Stockard Channing (Frances) et Diane Wiest (Jet)

  A sa sortie, le film ne rencontra pas le succès escompté. Mais le plus étrange est que sa renommée s'est construite sur la durée, que de nombreuses communautés de fans se sont créées par la suite, et en parlent encore aujourd'hui! Alice Hoffman - qui confia pour sa part avoir été enchantée par cette adaptation - et Denise Di Novi sont régulièrement accostées par des fillettes qui le revendiquent comme étant leur film favori.


  On avait reproché au film de ne pas avoir su choisir entre comédie, fantastique, et romance. Mais pourquoi faudrait-il choisir? Griffin Dunne avait, selon Nicole Kidman, un goût tout aussi prononcé pour le macabre que pour la fantaisie, deux atmosphères que l'on retrouve à égales mesures sans jamais chuter dans le mauvais goût ou l'excès : à l'émotion suivent des scènes à pleurer de rire (Oh, la margarita de minuit et les quatre sorcières complètement ivres - tout comme les actrices, parait-il, après de trop nombreuses prises et une tequila de mauvaise qualité!). Après tout, la vie elle-même n'est définitivement ni tragique, ni romantique, ni comique : c'est un charmant florilège de tout cela à la fois. Et c'est peut-être ce qui explique qu'on se sente si proche des personnages et de leur histoire en dépit des quelques manifestations supranormales et de la toile de fond fantastique : Practical Magic parle tour à tour d'héritage, de deuil, de famille, de préjugés, de refoulement, d'acceptation et même d'amour, par ailleurs sans jamais tomber dans la niaiserie.

 " As tu déjà ouvert les bras et tourné très vite sur toi même ?
C'est a ça que l'amour ressemble...
ça te fait battre le cœur ça te change complètement le monde!
Mais si tu ne fais pas attention, si tu ne gardes pas les yeux sur un point fixe, tu ne vois pas ce qui arrive... Tu ne vois pas que tu vas tomber ! "

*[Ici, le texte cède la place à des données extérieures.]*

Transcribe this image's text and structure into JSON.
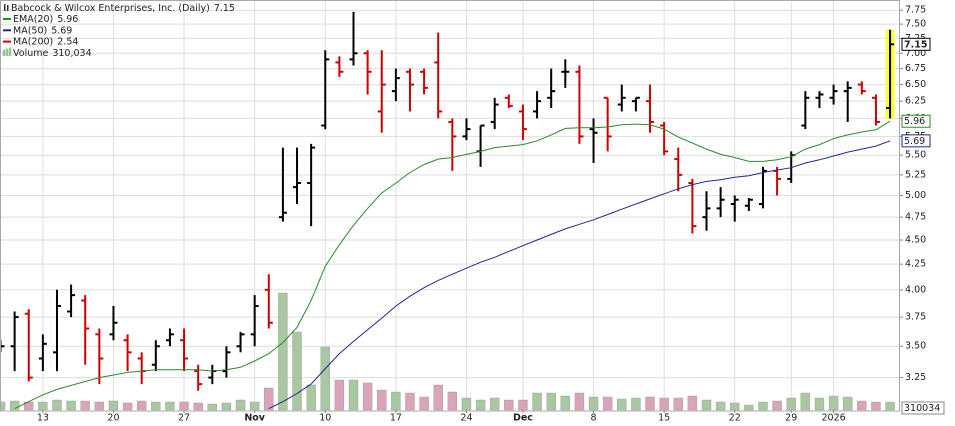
{
  "chart_data": {
    "type": "ohlc",
    "title": "Babcock & Wilcox Enterprises, Inc. (Daily)",
    "log_scale": true,
    "grid": true,
    "legend": "top-left",
    "ylim": [
      3.01,
      7.94
    ],
    "yticks": [
      3.25,
      {
        "value": 3.5,
        "label": "3.50"
      },
      3.75,
      {
        "value": 4,
        "label": "4.00"
      },
      4.25,
      {
        "value": 4.5,
        "label": "4.50"
      },
      4.75,
      {
        "value": 5,
        "label": "5.00"
      },
      5.25,
      {
        "value": 5.5,
        "label": "5.50"
      },
      5.75,
      {
        "value": 6,
        "label": "6.00"
      },
      6.25,
      {
        "value": 6.5,
        "label": "6.50"
      },
      6.75,
      {
        "value": 7,
        "label": "7.00"
      },
      7.25,
      {
        "value": 7.5,
        "label": "7.50"
      },
      7.75
    ],
    "categories": [
      null,
      null,
      null,
      "13",
      null,
      null,
      null,
      null,
      "20",
      null,
      null,
      null,
      null,
      "27",
      null,
      null,
      null,
      null,
      "Nov",
      null,
      null,
      null,
      null,
      "10",
      null,
      null,
      null,
      null,
      "17",
      null,
      null,
      null,
      null,
      "24",
      null,
      null,
      null,
      "Dec",
      null,
      null,
      null,
      null,
      "8",
      null,
      null,
      null,
      null,
      "15",
      null,
      null,
      null,
      null,
      "22",
      null,
      null,
      null,
      "29",
      null,
      null,
      "2026",
      null,
      null,
      null,
      null
    ],
    "up_color": "#000000",
    "down_color": "#cc0000",
    "highlight_color": "#ffff33",
    "ohlc": {
      "open": [
        3.5,
        3.5,
        3.78,
        3.4,
        3.45,
        3.8,
        3.9,
        3.6,
        3.6,
        3.55,
        3.4,
        3.35,
        3.55,
        3.55,
        3.3,
        3.25,
        3.3,
        3.5,
        3.6,
        4.0,
        4.75,
        5.1,
        5.15,
        5.9,
        6.85,
        6.9,
        7.0,
        6.1,
        6.4,
        6.7,
        6.7,
        6.85,
        5.95,
        5.75,
        5.55,
        5.95,
        6.3,
        6.1,
        6.1,
        6.3,
        6.7,
        6.7,
        5.85,
        6.3,
        6.2,
        6.25,
        6.25,
        5.9,
        5.45,
        5.15,
        4.75,
        4.85,
        4.9,
        4.88,
        4.9,
        5.3,
        5.2,
        5.9,
        6.3,
        6.3,
        6.4,
        6.5,
        6.3,
        6.15
      ],
      "high": [
        3.55,
        3.8,
        3.82,
        3.6,
        4.0,
        4.05,
        3.95,
        3.65,
        3.85,
        3.6,
        3.45,
        3.55,
        3.65,
        3.65,
        3.35,
        3.35,
        3.5,
        3.62,
        3.95,
        4.15,
        5.6,
        5.6,
        5.65,
        7.05,
        6.95,
        7.72,
        7.05,
        7.05,
        6.75,
        6.75,
        6.75,
        7.35,
        6.0,
        6.0,
        5.9,
        6.3,
        6.35,
        6.2,
        6.4,
        6.75,
        6.9,
        6.8,
        6.0,
        6.3,
        6.5,
        6.3,
        6.5,
        5.95,
        5.6,
        5.2,
        5.05,
        5.1,
        5.0,
        4.97,
        5.35,
        5.35,
        5.55,
        6.4,
        6.4,
        6.5,
        6.55,
        6.55,
        6.35,
        7.4
      ],
      "low": [
        3.45,
        3.3,
        3.22,
        3.3,
        3.3,
        3.75,
        3.35,
        3.2,
        3.55,
        3.3,
        3.2,
        3.3,
        3.5,
        3.3,
        3.15,
        3.2,
        3.25,
        3.45,
        3.5,
        3.65,
        4.7,
        4.9,
        4.65,
        5.85,
        6.62,
        6.8,
        6.35,
        5.8,
        6.25,
        6.1,
        6.35,
        6.0,
        5.3,
        5.7,
        5.35,
        5.85,
        6.15,
        5.7,
        6.0,
        6.15,
        6.45,
        5.65,
        5.4,
        5.55,
        6.1,
        6.1,
        5.8,
        5.5,
        5.05,
        4.57,
        4.6,
        4.75,
        4.7,
        4.82,
        4.85,
        5.0,
        5.15,
        5.85,
        6.15,
        6.2,
        5.95,
        6.35,
        5.9,
        6.0
      ],
      "close": [
        3.5,
        3.75,
        3.25,
        3.52,
        3.85,
        3.95,
        3.65,
        3.4,
        3.7,
        3.45,
        3.3,
        3.5,
        3.6,
        3.4,
        3.2,
        3.3,
        3.45,
        3.6,
        3.85,
        3.7,
        4.8,
        5.15,
        5.6,
        6.9,
        6.7,
        7.0,
        6.7,
        6.5,
        6.6,
        6.5,
        6.45,
        6.1,
        5.75,
        5.85,
        5.9,
        6.2,
        6.18,
        5.85,
        6.25,
        6.4,
        6.7,
        5.75,
        5.8,
        5.75,
        6.3,
        6.3,
        5.95,
        5.55,
        5.25,
        4.65,
        4.85,
        4.95,
        4.95,
        4.95,
        5.3,
        5.2,
        5.5,
        6.3,
        6.35,
        6.4,
        6.45,
        6.4,
        5.95,
        7.15
      ]
    },
    "series": [
      {
        "name": "EMA(20)",
        "color": "#2a8a2a",
        "values": [
          null,
          3.02,
          3.07,
          3.12,
          3.16,
          3.19,
          3.22,
          3.25,
          3.27,
          3.29,
          3.3,
          3.31,
          3.31,
          3.31,
          3.31,
          3.3,
          3.31,
          3.33,
          3.38,
          3.44,
          3.53,
          3.66,
          3.9,
          4.23,
          4.45,
          4.66,
          4.85,
          5.03,
          5.15,
          5.28,
          5.38,
          5.45,
          5.47,
          5.51,
          5.55,
          5.6,
          5.62,
          5.64,
          5.69,
          5.77,
          5.86,
          5.87,
          5.87,
          5.88,
          5.91,
          5.92,
          5.91,
          5.85,
          5.74,
          5.66,
          5.58,
          5.51,
          5.47,
          5.42,
          5.42,
          5.44,
          5.48,
          5.58,
          5.64,
          5.72,
          5.77,
          5.81,
          5.84,
          5.96
        ]
      },
      {
        "name": "MA(50)",
        "color": "#1f2a8c",
        "values": [
          null,
          null,
          null,
          null,
          null,
          null,
          null,
          null,
          null,
          null,
          null,
          null,
          null,
          null,
          null,
          null,
          null,
          null,
          null,
          3.02,
          3.07,
          3.13,
          3.2,
          3.32,
          3.44,
          3.54,
          3.64,
          3.74,
          3.85,
          3.94,
          4.02,
          4.09,
          4.15,
          4.21,
          4.27,
          4.32,
          4.38,
          4.44,
          4.5,
          4.56,
          4.62,
          4.67,
          4.72,
          4.78,
          4.84,
          4.9,
          4.96,
          5.02,
          5.08,
          5.13,
          5.17,
          5.19,
          5.22,
          5.24,
          5.28,
          5.31,
          5.34,
          5.4,
          5.44,
          5.49,
          5.54,
          5.58,
          5.62,
          5.69
        ]
      },
      {
        "name": "MA(200)",
        "color": "#cc0000",
        "last_value": 2.54
      }
    ],
    "volume_name": "Volume",
    "volume_legend_label": "310,034",
    "volume_up_color": "#a9c7a0",
    "volume_down_color": "#d9a3b8",
    "volume_ylim": [
      0,
      16000000
    ],
    "volume": [
      312000,
      351000,
      312000,
      312000,
      390000,
      351000,
      351000,
      312000,
      351000,
      273000,
      351000,
      312000,
      312000,
      312000,
      273000,
      234000,
      273000,
      390000,
      312000,
      859000,
      4566000,
      3044000,
      976000,
      2459000,
      1171000,
      1171000,
      1054000,
      780000,
      702000,
      663000,
      507000,
      976000,
      702000,
      468000,
      390000,
      468000,
      390000,
      390000,
      663000,
      663000,
      546000,
      663000,
      507000,
      507000,
      429000,
      468000,
      507000,
      468000,
      468000,
      546000,
      390000,
      312000,
      273000,
      195000,
      312000,
      351000,
      468000,
      663000,
      468000,
      546000,
      507000,
      351000,
      312000,
      310034
    ]
  }
}
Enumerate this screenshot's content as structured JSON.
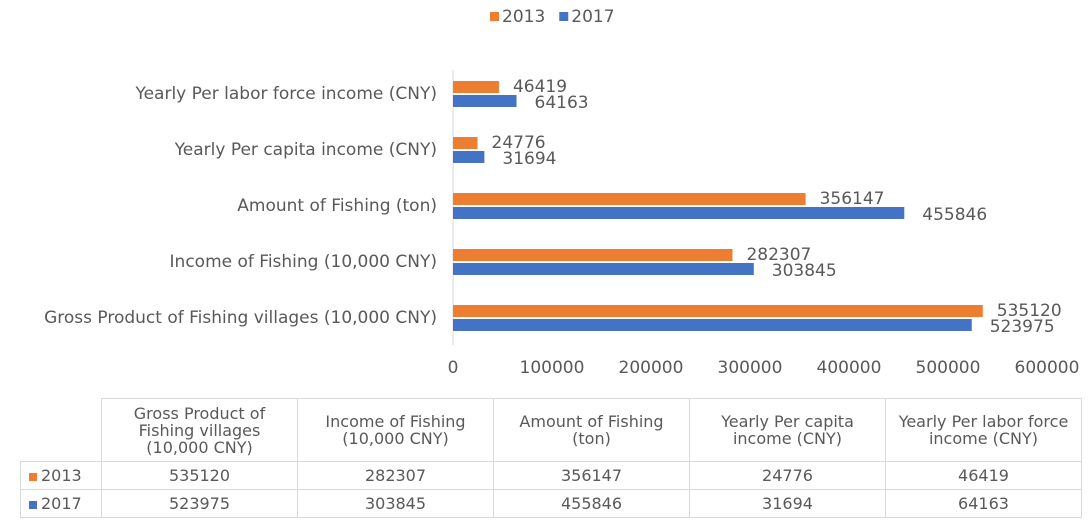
{
  "chart_data": {
    "type": "bar",
    "orientation": "horizontal",
    "categories": [
      "Gross Product of Fishing villages (10,000 CNY)",
      "Income of Fishing (10,000 CNY)",
      "Amount of Fishing (ton)",
      "Yearly Per capita income (CNY)",
      "Yearly Per labor force income (CNY)"
    ],
    "series": [
      {
        "name": "2013",
        "color": "#ed7d31",
        "values": [
          535120,
          282307,
          356147,
          24776,
          46419
        ]
      },
      {
        "name": "2017",
        "color": "#4472c4",
        "values": [
          523975,
          303845,
          455846,
          31694,
          64163
        ]
      }
    ],
    "xlim": [
      0,
      600000
    ],
    "xticks": [
      0,
      100000,
      200000,
      300000,
      400000,
      500000,
      600000
    ],
    "legend": "top",
    "data_table": true
  }
}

La lettre de Sally à Gillian, un de mes passages préférés.

  Encore aujourd'hui, presque vingt ans après sa réalisation, on aime encore ce film. C'est d'ailleurs le sujet d'un récent article de l'auteure Carolyn Turgeon : comme pour elle, regarder Practical Magic revient à nous laisser nous immerger dans une atmosphère parfumée et chaleureuse ; c'est l'envie de quitter notre quotidien plat et insignifiant pour, après quelques instants dans cet univers,  retourner à notre train-train avec la volonté d'y déchiffrer nous aussi les petits signes du destin. 

  Et enfin, le petit plus qui ne gâche rien, la bande-origniale, composée pour moitié de thèmes originaux d'Alan Sivestri et de chansons pop-folk des années 90, est des plus entrainantes!

Thème principal du film, par le compositeur Alan Silvestri

En bref : Que dire de plus si ce n'est, de façon totalement subjective, que c'est le meilleur film de sorcières?

9 commentaires:

  1. et bin y'a pas a dire....tu l'aimes ce film...et tu nous le fais aimer...oui on a envie de le voir...c'est fou...;)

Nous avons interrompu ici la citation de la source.